6 Image contrast and noise
Timing is everything: decisions about excitation, k-space coverage, and acquisition determine image contrast and signal-to-noise ratio. We’ll start by talking about image contrast.
For a full derivation of the Ernst angle, check out the last few pages of these notes on the Bloch equations: MRImagingBasics_BlochEquations
Exercises
1. What is the Ernst angle for a tissue with a T1 of 1100 ms and a TR of 2 seconds?
2. What is the Ernst angle for a tissue with a T1 of 1600 ms and a TR of 2 seconds?

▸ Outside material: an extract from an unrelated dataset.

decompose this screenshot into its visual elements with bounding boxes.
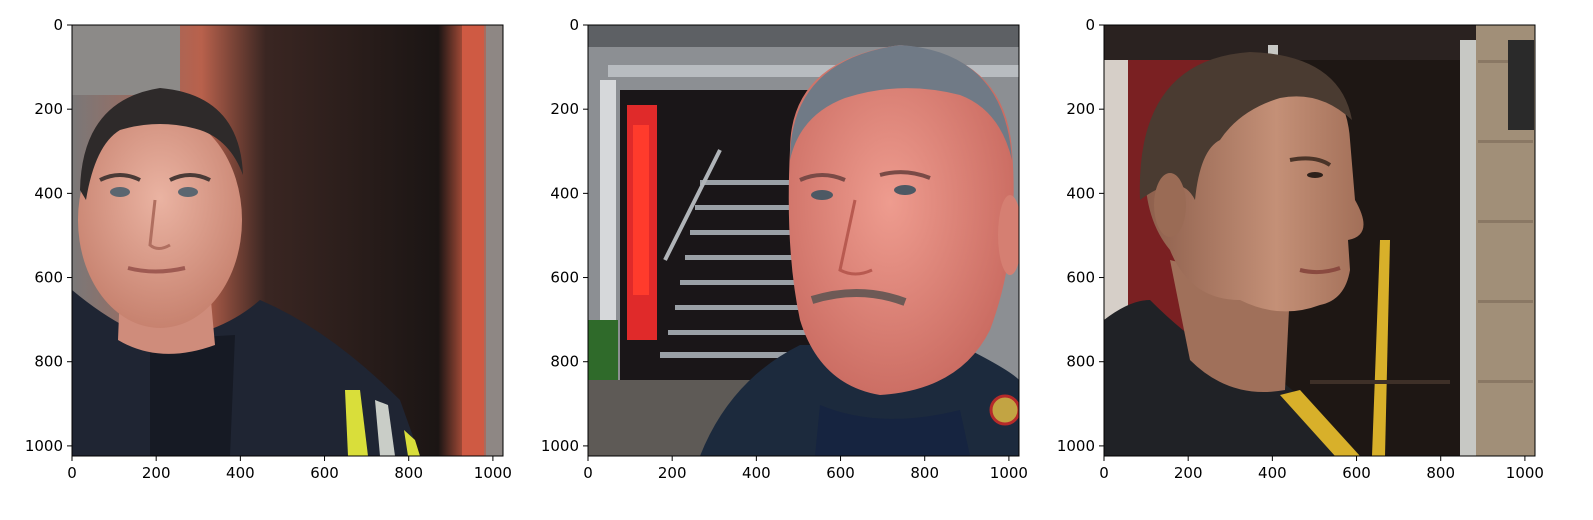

The reason we care about optimizing signal is because we never have enough to work with — we’re always trying to increase our signal because fMRI contrast is relative (it’s measured as percent signal change). So the more signal we have, the more BOLD response we have … and we need it because there are many noise sources, and the noise can be as large as the task response that we’re looking for.
Exercises
3. Imagine 2 datasets, both acquired with the same matrix size, but one had a smaller field of view than the other so the resolution is higher. Which one has better SNR?
4. If I tell you that one of those images is “thermal noise limited”, which one do you think it will be?
5. If you acquire 2 datasets that have the same resolution, and both have a big enough FOV to cover your entire sample … but one has a larger FOV in the read-out direction, which dataset will have higher SNR?